Syarat berikutnya adalah ketiadaan kewibawaan pemimpin dalam situasi kritis,kondisi itu kerap terjadi ketika seorang pemimpin tertekan kekuatannya dari luar, ia mengibaratkan kondisinseperti itu seperti suatu negara yang kehilangan kedaulatan akibat kekuatan asing.

“Apabila pemimpin tertekan kekuatan lain,terdikte kekuatan lain,baik keluarga atau orang dekat,itu memenuhi syarat makzul” ungkap Din.

Mantan Ketuan Umum Muhammadiyah inibmengatakan “Pemakzulan pemimpin sangat mungkin dilakukan apabila terjadi kepemimpinan represif hingga cenderung diktator” katanya.

“Saya melihat kehidupan kenegaraan kita terakhir ini membangun kediktatoran konstitusional,bersemayam dibalik kostitusi seperti godok Perpu jadi UU dan sejumlah kebijakan kebijakan lain” ungkapnya.

“Rasyid Rido pemikir yang lebih modern dari Al Gazali menyerukan agar melawan kepemimpinan yang zalim terutama jika membahayakan kehidupan bersama seperti melanggar institusi” terang Din.

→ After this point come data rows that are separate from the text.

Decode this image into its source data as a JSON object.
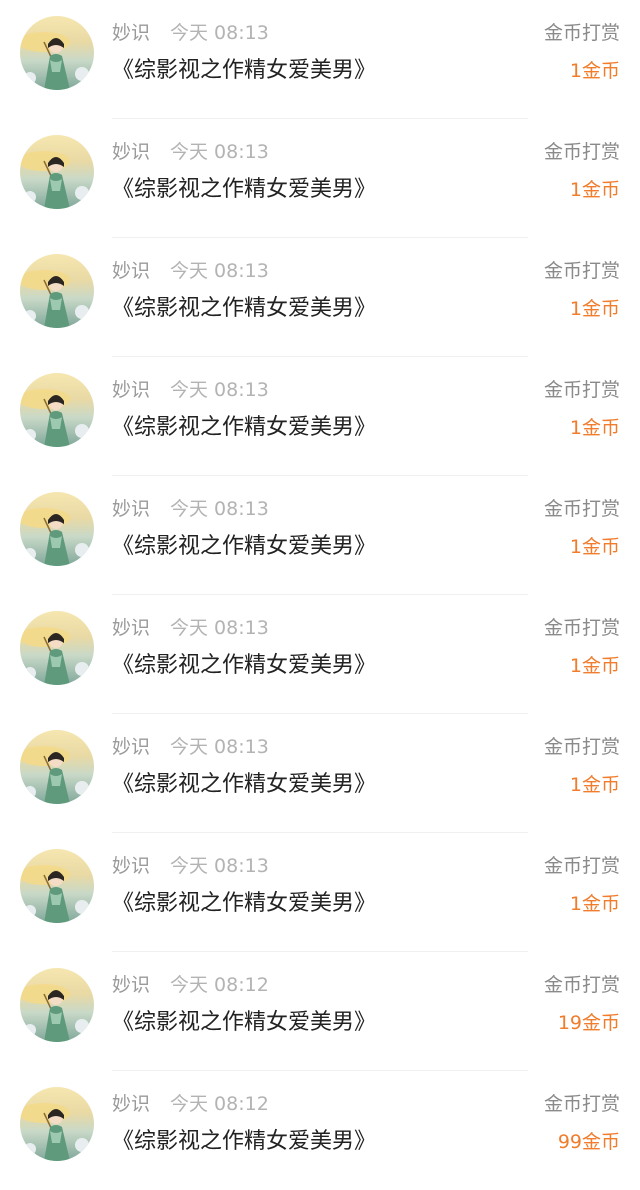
{
  "rewards": [
    {
      "user": "妙识",
      "time": "今天 08:13",
      "book": "《综影视之作精女爱美男》",
      "type": "金币打赏",
      "amount": "1金币"
    },
    {
      "user": "妙识",
      "time": "今天 08:13",
      "book": "《综影视之作精女爱美男》",
      "type": "金币打赏",
      "amount": "1金币"
    },
    {
      "user": "妙识",
      "time": "今天 08:13",
      "book": "《综影视之作精女爱美男》",
      "type": "金币打赏",
      "amount": "1金币"
    },
    {
      "user": "妙识",
      "time": "今天 08:13",
      "book": "《综影视之作精女爱美男》",
      "type": "金币打赏",
      "amount": "1金币"
    },
    {
      "user": "妙识",
      "time": "今天 08:13",
      "book": "《综影视之作精女爱美男》",
      "type": "金币打赏",
      "amount": "1金币"
    },
    {
      "user": "妙识",
      "time": "今天 08:13",
      "book": "《综影视之作精女爱美男》",
      "type": "金币打赏",
      "amount": "1金币"
    },
    {
      "user": "妙识",
      "time": "今天 08:13",
      "book": "《综影视之作精女爱美男》",
      "type": "金币打赏",
      "amount": "1金币"
    },
    {
      "user": "妙识",
      "time": "今天 08:13",
      "book": "《综影视之作精女爱美男》",
      "type": "金币打赏",
      "amount": "1金币"
    },
    {
      "user": "妙识",
      "time": "今天 08:12",
      "book": "《综影视之作精女爱美男》",
      "type": "金币打赏",
      "amount": "19金币"
    },
    {
      "user": "妙识",
      "time": "今天 08:12",
      "book": "《综影视之作精女爱美男》",
      "type": "金币打赏",
      "amount": "99金币"
    }
  ],
  "colors": {
    "amount": "#f07c2c",
    "title": "#222222",
    "meta": "#9a9a9a"
  },
  "icons": {
    "avatar": "user-avatar-icon"
  }
}
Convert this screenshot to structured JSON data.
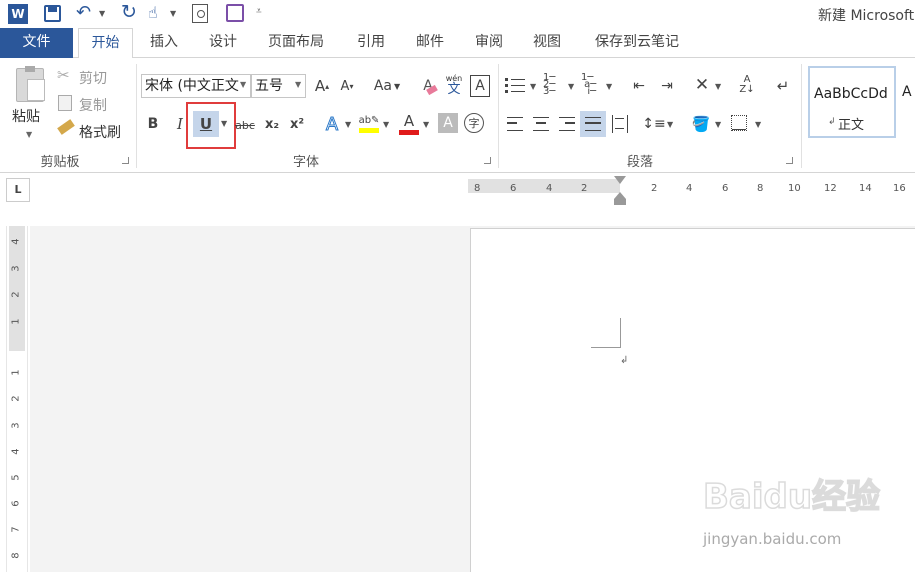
{
  "title": {
    "doc": "新建 Microsoft"
  },
  "tabs": [
    {
      "id": "file",
      "label": "文件"
    },
    {
      "id": "home",
      "label": "开始"
    },
    {
      "id": "insert",
      "label": "插入"
    },
    {
      "id": "design",
      "label": "设计"
    },
    {
      "id": "layout",
      "label": "页面布局"
    },
    {
      "id": "refs",
      "label": "引用"
    },
    {
      "id": "mail",
      "label": "邮件"
    },
    {
      "id": "review",
      "label": "审阅"
    },
    {
      "id": "view",
      "label": "视图"
    },
    {
      "id": "cloud",
      "label": "保存到云笔记"
    }
  ],
  "clipboard": {
    "paste": "粘贴",
    "cut": "剪切",
    "copy": "复制",
    "format_painter": "格式刷",
    "group": "剪贴板"
  },
  "font": {
    "name": "宋体 (中文正文",
    "size": "五号",
    "group": "字体",
    "phonetic": "wén",
    "phonetic_char": "文",
    "bold": "B",
    "italic": "I",
    "underline": "U",
    "strike": "abc",
    "sub": "x₂",
    "sup": "x²",
    "aa": "Aa",
    "color_a": "A",
    "enclose": "字"
  },
  "paragraph": {
    "group": "段落"
  },
  "styles": {
    "sample": "AaBbCcDd",
    "name": "正文",
    "next": "A"
  },
  "ruler": {
    "h_ticks": [
      "8",
      "6",
      "4",
      "2",
      "2",
      "4",
      "6",
      "8",
      "10",
      "12",
      "14",
      "16"
    ],
    "v_ticks_top": [
      "4",
      "3",
      "2",
      "1"
    ],
    "v_ticks_bottom": [
      "1",
      "2",
      "3",
      "4",
      "5",
      "6",
      "7",
      "8"
    ]
  },
  "ruler_corner": "L",
  "highlight_color": "#e03c3c",
  "accent": "#2b579a",
  "watermark": {
    "brand": "Baidu经验",
    "url": "jingyan.baidu.com"
  }
}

Dalam pasal 7A disebutkan Presiden dan Wakil Presiden dapat diberhentikan jika terbukti melanggar hukum berupa penghianatan terhadap negara,korupsi, penyuapan,tindak pidana berat lainnya,atau perbuatan tercela serta terbukti tidak lagi memenuhi syarat sebagai Presiden dan Waki Presiden,dan pemberhentian itu dilakukan oleh MPR atas usulan DPR.

Pemberhentian tersebut dapat diajukan DPR dengan terlebih dahulu mengajukan permintaan kepada Mahkamah Konstitusi (MK) untuk memeriksa,mengadili,dan memutuskan dua pemimpin itu melanggar hukum atau tidak lagi memenuhi syarat sebagai Presiden dan Wakil Presiden.

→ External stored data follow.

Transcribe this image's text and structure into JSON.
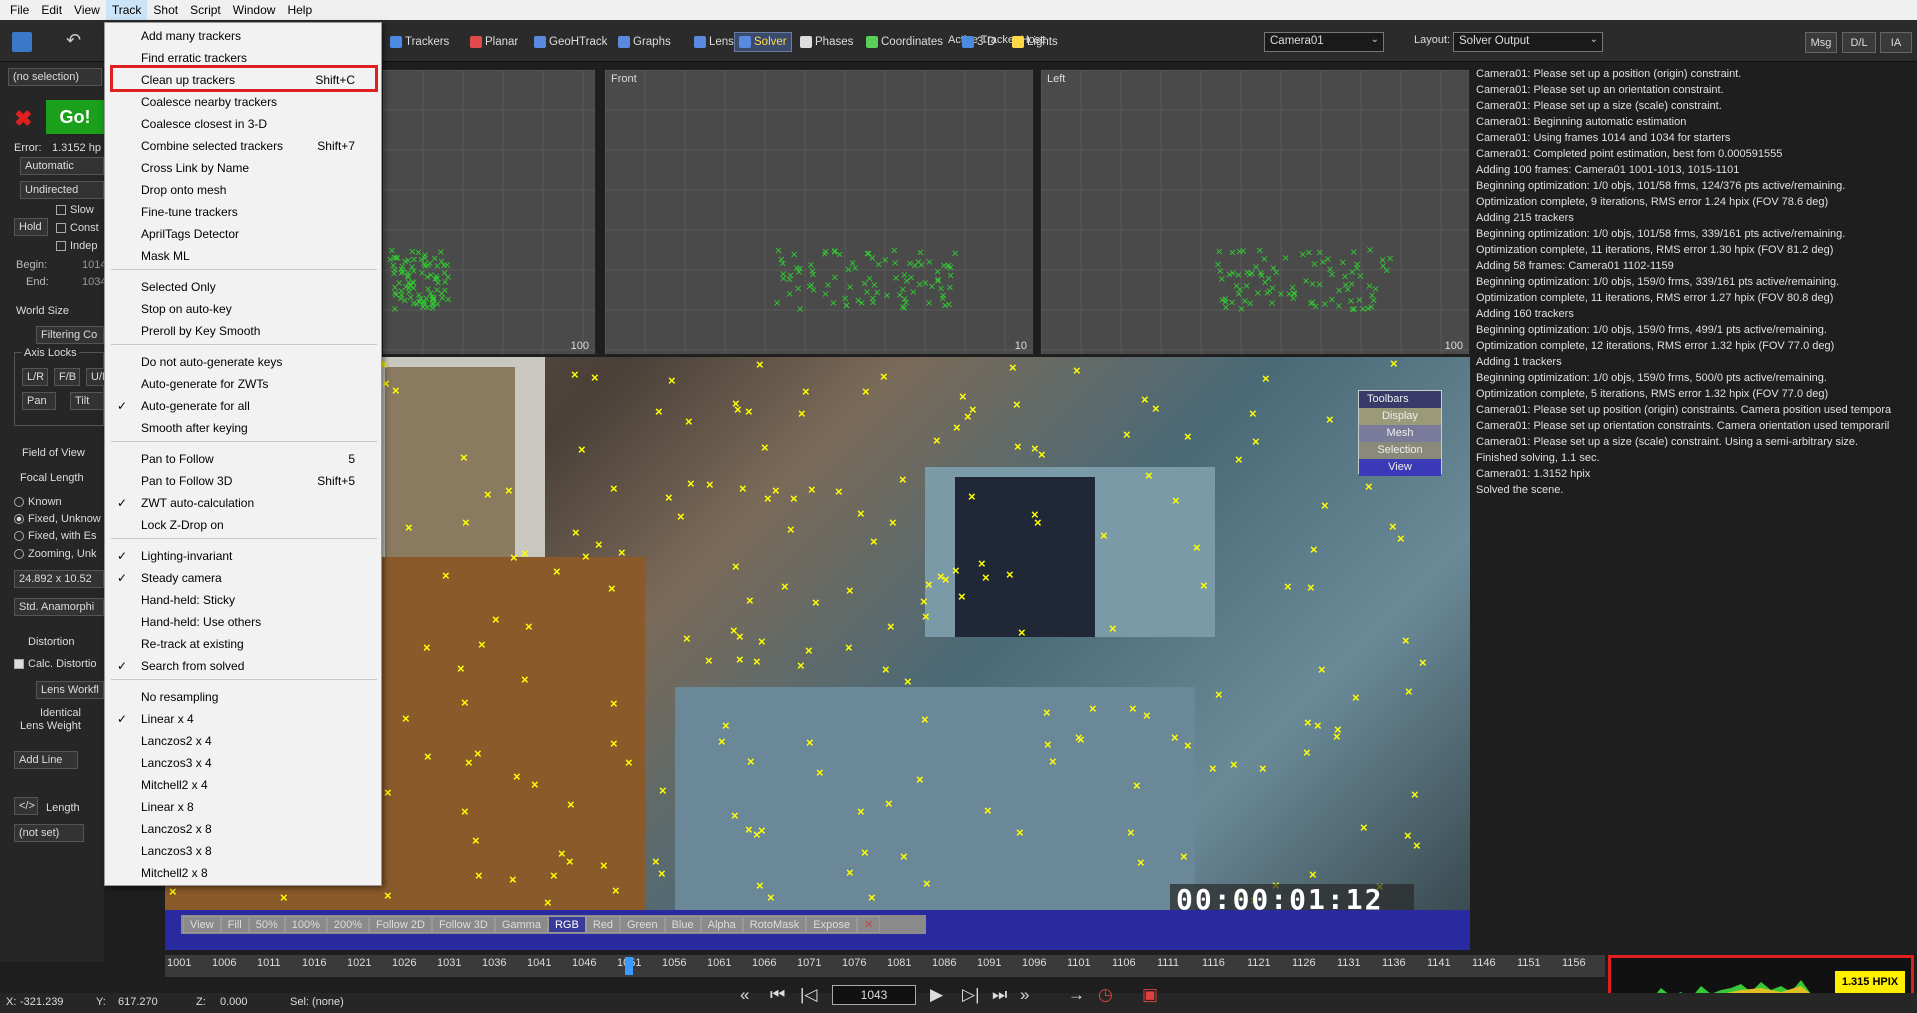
{
  "menubar": {
    "items": [
      "File",
      "Edit",
      "View",
      "Track",
      "Shot",
      "Script",
      "Window",
      "Help"
    ]
  },
  "toolbar": {
    "tabs": [
      {
        "label": "Trackers",
        "icon": "trackers-icon",
        "color": "#4a8ae0"
      },
      {
        "label": "Planar",
        "icon": "planar-icon",
        "color": "#e04a4a"
      },
      {
        "label": "GeoHTrack",
        "icon": "geohtrack-icon",
        "color": "#5a8ae0"
      },
      {
        "label": "Graphs",
        "icon": "graphs-icon",
        "color": "#5a8ae0"
      },
      {
        "label": "Lens",
        "icon": "lens-icon",
        "color": "#5a8ae0"
      },
      {
        "label": "Solver",
        "icon": "solver-icon",
        "color": "#5a8ae0"
      },
      {
        "label": "Phases",
        "icon": "phases-icon",
        "color": "#dddddd"
      },
      {
        "label": "Coordinates",
        "icon": "coordinates-icon",
        "color": "#5ad05a"
      },
      {
        "label": "3-D",
        "icon": "3d-icon",
        "color": "#4a8ae0"
      },
      {
        "label": "Lights",
        "icon": "lights-icon",
        "color": "#ffd84a"
      }
    ],
    "host_label": "Active Tracker Host:",
    "host_value": "Camera01",
    "layout_label": "Layout:",
    "layout_value": "Solver Output",
    "msg": "Msg",
    "dl": "D/L",
    "ia": "IA"
  },
  "left": {
    "selection": "(no selection)",
    "go": "Go!",
    "error_label": "Error:",
    "error_value": "1.3152 hp",
    "mode": "Automatic",
    "direction": "Undirected",
    "slow": "Slow",
    "const": "Const",
    "indep": "Indep",
    "hold": "Hold",
    "begin_label": "Begin:",
    "begin_value": "1014",
    "end_label": "End:",
    "end_value": "1034",
    "world_size": "World Size",
    "filtering": "Filtering Co",
    "axis_locks": "Axis Locks",
    "lr": "L/R",
    "fb": "F/B",
    "ud": "U/D",
    "pan": "Pan",
    "tilt": "Tilt",
    "fov": "Field of View",
    "focal": "Focal Length",
    "known": "Known",
    "fixed_unknown": "Fixed, Unknow",
    "fixed_est": "Fixed, with Es",
    "zooming": "Zooming, Unk",
    "back_size": "24.892 x 10.52",
    "anamorphic": "Std. Anamorphi",
    "distortion": "Distortion",
    "calc_distortion": "Calc. Distortio",
    "lens_workflow": "Lens Workfl",
    "identical": "Identical",
    "lens_weight": "Lens Weight",
    "add_line": "Add Line",
    "length": "Length",
    "not_set": "(not set)"
  },
  "viewports": [
    {
      "name": "Front",
      "scale": "10"
    },
    {
      "name": "Left",
      "scale": "100"
    },
    {
      "name": "",
      "scale": "100"
    }
  ],
  "log": [
    "Camera01: Please set up a position (origin) constraint.",
    "Camera01: Please set up an orientation constraint.",
    "Camera01: Please set up a size (scale) constraint.",
    "Camera01: Beginning automatic estimation",
    "Camera01: Using frames 1014 and 1034 for starters",
    "Camera01: Completed point estimation, best fom 0.000591555",
    "Adding 100 frames:  Camera01 1001-1013, 1015-1101",
    "Beginning optimization: 1/0 objs, 101/58 frms, 124/376 pts active/remaining.",
    "Optimization complete, 9 iterations, RMS error 1.24 hpix (FOV 78.6 deg)",
    "Adding 215 trackers",
    "Beginning optimization: 1/0 objs, 101/58 frms, 339/161 pts active/remaining.",
    "Optimization complete, 11 iterations, RMS error 1.30 hpix (FOV 81.2 deg)",
    "Adding 58 frames:  Camera01 1102-1159",
    "Beginning optimization: 1/0 objs, 159/0 frms, 339/161 pts active/remaining.",
    "Optimization complete, 11 iterations, RMS error 1.27 hpix (FOV 80.8 deg)",
    "Adding 160 trackers",
    "Beginning optimization: 1/0 objs, 159/0 frms, 499/1 pts active/remaining.",
    "Optimization complete, 12 iterations, RMS error 1.32 hpix (FOV 77.0 deg)",
    "Adding 1 trackers",
    "Beginning optimization: 1/0 objs, 159/0 frms, 500/0 pts active/remaining.",
    "Optimization complete, 5 iterations, RMS error 1.32 hpix (FOV 77.0 deg)",
    "Camera01: Please set up position (origin) constraints. Camera position used tempora",
    "Camera01: Please set up orientation constraints. Camera orientation used temporaril",
    "Camera01: Please set up a size (scale) constraint. Using a semi-arbitrary size.",
    "Finished solving, 1.1 sec.",
    "Camera01: 1.3152 hpix",
    "Solved the scene."
  ],
  "main": {
    "timecode": "00:00:01:12",
    "toolbars_title": "Toolbars",
    "toolbars": [
      "Display",
      "Mesh",
      "Selection",
      "View"
    ],
    "viewbar": [
      "View",
      "Fill",
      "50%",
      "100%",
      "200%",
      "Follow 2D",
      "Follow 3D",
      "Gamma",
      "RGB",
      "Red",
      "Green",
      "Blue",
      "Alpha",
      "RotoMask",
      "Expose"
    ]
  },
  "timebar": {
    "ticks": [
      "1001",
      "1006",
      "1011",
      "1016",
      "1021",
      "1026",
      "1031",
      "1036",
      "1041",
      "1046",
      "1051",
      "1056",
      "1061",
      "1066",
      "1071",
      "1076",
      "1081",
      "1086",
      "1091",
      "1096",
      "1101",
      "1106",
      "1111",
      "1116",
      "1121",
      "1126",
      "1131",
      "1136",
      "1141",
      "1146",
      "1151",
      "1156"
    ]
  },
  "status": {
    "x_label": "X:",
    "x": "-321.239",
    "y_label": "Y:",
    "y": "617.270",
    "z_label": "Z:",
    "z": "0.000",
    "sel": "Sel: (none)",
    "frame": "1043",
    "hpix": "1.315 HPIX"
  },
  "menu": {
    "items": [
      {
        "label": "Add many trackers",
        "shortcut": "",
        "checked": false
      },
      {
        "label": "Find erratic trackers",
        "shortcut": "",
        "checked": false
      },
      {
        "label": "Clean up trackers",
        "shortcut": "Shift+C",
        "checked": false
      },
      {
        "label": "Coalesce nearby trackers",
        "shortcut": "",
        "checked": false
      },
      {
        "label": "Coalesce closest in 3-D",
        "shortcut": "",
        "checked": false
      },
      {
        "label": "Combine selected trackers",
        "shortcut": "Shift+7",
        "checked": false
      },
      {
        "label": "Cross Link by Name",
        "shortcut": "",
        "checked": false
      },
      {
        "label": "Drop onto mesh",
        "shortcut": "",
        "checked": false
      },
      {
        "label": "Fine-tune trackers",
        "shortcut": "",
        "checked": false
      },
      {
        "label": "AprilTags Detector",
        "shortcut": "",
        "checked": false
      },
      {
        "label": "Mask ML",
        "shortcut": "",
        "checked": false
      },
      {
        "sep": true
      },
      {
        "label": "Selected Only",
        "shortcut": "",
        "checked": false
      },
      {
        "label": "Stop on auto-key",
        "shortcut": "",
        "checked": false
      },
      {
        "label": "Preroll by Key Smooth",
        "shortcut": "",
        "checked": false
      },
      {
        "sep": true
      },
      {
        "label": "Do not auto-generate keys",
        "shortcut": "",
        "checked": false
      },
      {
        "label": "Auto-generate for ZWTs",
        "shortcut": "",
        "checked": false
      },
      {
        "label": "Auto-generate for all",
        "shortcut": "",
        "checked": true
      },
      {
        "label": "Smooth after keying",
        "shortcut": "",
        "checked": false
      },
      {
        "sep": true
      },
      {
        "label": "Pan to Follow",
        "shortcut": "5",
        "checked": false
      },
      {
        "label": "Pan to Follow 3D",
        "shortcut": "Shift+5",
        "checked": false
      },
      {
        "label": "ZWT auto-calculation",
        "shortcut": "",
        "checked": true
      },
      {
        "label": "Lock Z-Drop on",
        "shortcut": "",
        "checked": false
      },
      {
        "sep": true
      },
      {
        "label": "Lighting-invariant",
        "shortcut": "",
        "checked": true
      },
      {
        "label": "Steady camera",
        "shortcut": "",
        "checked": true
      },
      {
        "label": "Hand-held: Sticky",
        "shortcut": "",
        "checked": false
      },
      {
        "label": "Hand-held: Use others",
        "shortcut": "",
        "checked": false
      },
      {
        "label": "Re-track at existing",
        "shortcut": "",
        "checked": false
      },
      {
        "label": "Search from solved",
        "shortcut": "",
        "checked": true
      },
      {
        "sep": true
      },
      {
        "label": "No resampling",
        "shortcut": "",
        "checked": false
      },
      {
        "label": "Linear x 4",
        "shortcut": "",
        "checked": true
      },
      {
        "label": "Lanczos2 x 4",
        "shortcut": "",
        "checked": false
      },
      {
        "label": "Lanczos3 x 4",
        "shortcut": "",
        "checked": false
      },
      {
        "label": "Mitchell2 x 4",
        "shortcut": "",
        "checked": false
      },
      {
        "label": "Linear x 8",
        "shortcut": "",
        "checked": false
      },
      {
        "label": "Lanczos2 x 8",
        "shortcut": "",
        "checked": false
      },
      {
        "label": "Lanczos3 x 8",
        "shortcut": "",
        "checked": false
      },
      {
        "label": "Mitchell2 x 8",
        "shortcut": "",
        "checked": false
      }
    ]
  }
}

Permintaan ke MK hanya dapat dilakukan dengan dukungan sekurang kurangnya 2/3 daribjumlah anggota DPR yang hadir dalam sidang paripurna yang dihadiri minimal 2/3 dari jumlah anggota DPR.

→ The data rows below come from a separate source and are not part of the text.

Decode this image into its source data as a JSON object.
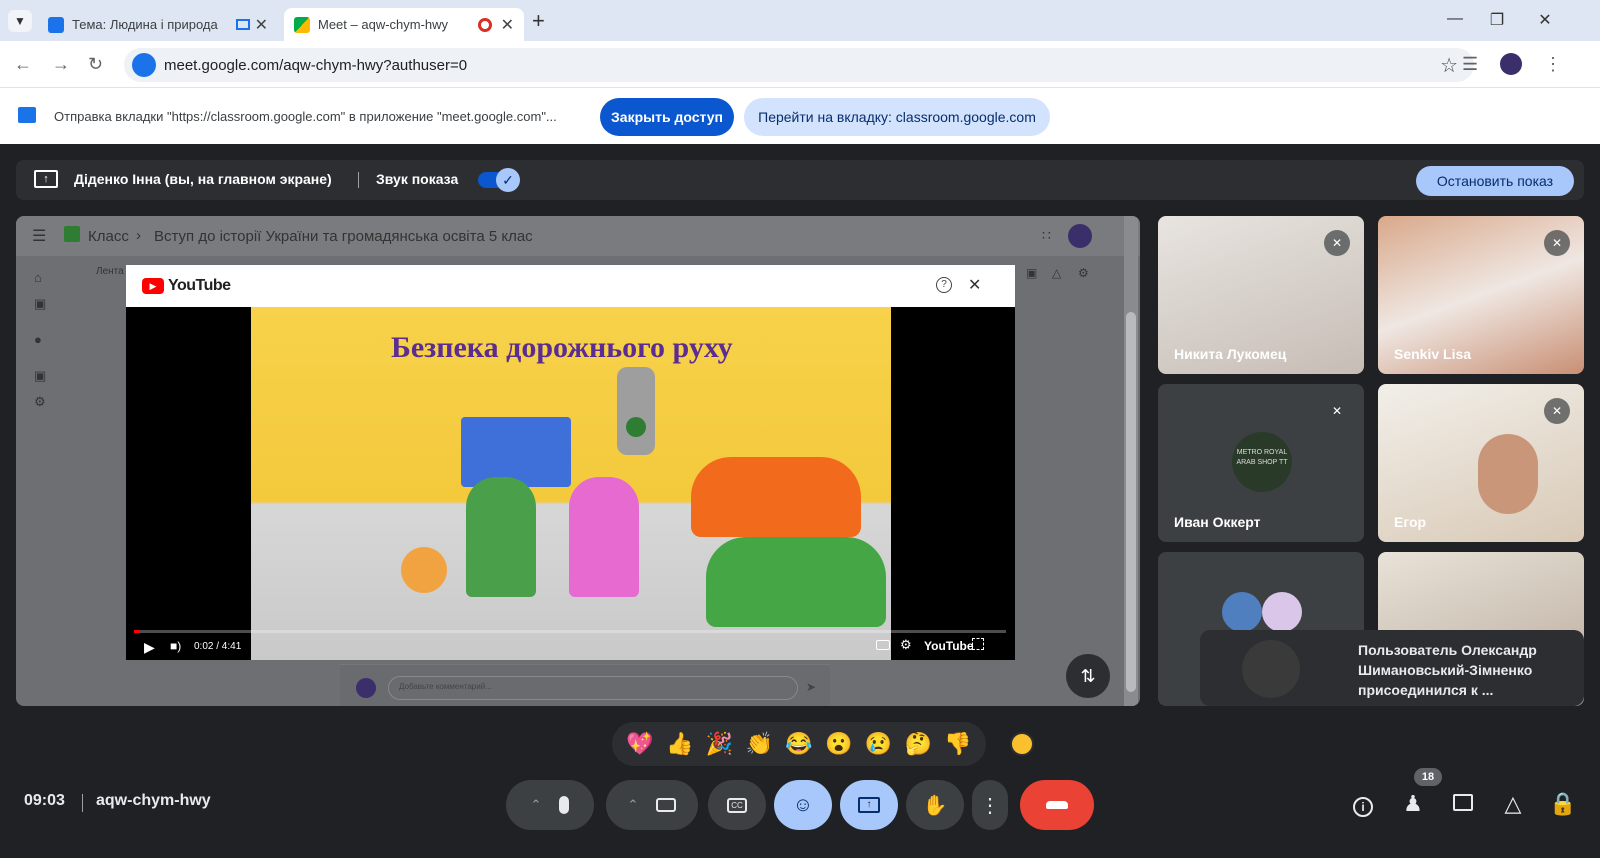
{
  "browser": {
    "tabs": [
      {
        "title": "Тема: Людина і природа",
        "active": false
      },
      {
        "title": "Meet – aqw-chym-hwy",
        "active": true
      }
    ],
    "url": "meet.google.com/aqw-chym-hwy?authuser=0"
  },
  "share_banner": {
    "message": "Отправка вкладки \"https://classroom.google.com\" в приложение \"meet.google.com\"...",
    "stop_button": "Закрыть доступ",
    "switch_button": "Перейти на вкладку: classroom.google.com"
  },
  "presenting_bar": {
    "presenter": "Діденко Інна (вы, на главном экране)",
    "audio_label": "Звук показа",
    "stop_label": "Остановить показ"
  },
  "classroom": {
    "breadcrumb_root": "Класс",
    "breadcrumb_course": "Вступ до історії України та громадянська освіта 5 клас",
    "tab_label": "Лента",
    "comment_placeholder": "Добавьте комментарий..."
  },
  "youtube": {
    "brand": "YouTube",
    "video_title": "Безпека дорожнього руху",
    "time": "0:02 / 4:41",
    "progress": 0.007
  },
  "participants": [
    {
      "name": "Никита Лукомец",
      "muted": true
    },
    {
      "name": "Senkiv Lisa",
      "muted": true
    },
    {
      "name": "Иван Оккерт",
      "muted": true,
      "avatar_text": "METRO ROYAL ARAB SHOP TT"
    },
    {
      "name": "Егор",
      "muted": true
    }
  ],
  "notification": "Пользователь Олександр Шимановський-Зімненко присоединился к ...",
  "reactions": [
    "💖",
    "👍",
    "🎉",
    "👏",
    "😂",
    "😮",
    "😢",
    "🤔",
    "👎"
  ],
  "meeting": {
    "time": "09:03",
    "code": "aqw-chym-hwy",
    "participant_count": "18"
  },
  "colors": {
    "accent_blue": "#1a73e8",
    "light_blue": "#a8c7fa",
    "hangup_red": "#ea4335",
    "meet_bg": "#202124"
  }
}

MK wajib memeriksa,mengadili dan memutuskan pendapat DPR paling lama 90 hari setelah menerima permintaan DPR,jika MK memutuskan Presiden dan Wakil Presiden melakukan pelanggaran hukum,DPR menggelar sidang paripurna untuk meneruskan usul pemberhentian kepada MPR,dan MPR wajib menyelenggarakan sidang untuk memutuskan usulan DPR paling lambat 30 hari sejak menerima usulan tersebut.

Keputusan MPR atas usulan pemberhentian presiden dan wakil presiden harus diambil dalam rapat peripurna yang dihadiri sekurang kurangnya 3/4 dari jumlah anggota dan disetujui 2/3 dari jumlah anggota yang hadir. Pungkasnya

(Lp,Kaperwil Jakarta/Gun’s)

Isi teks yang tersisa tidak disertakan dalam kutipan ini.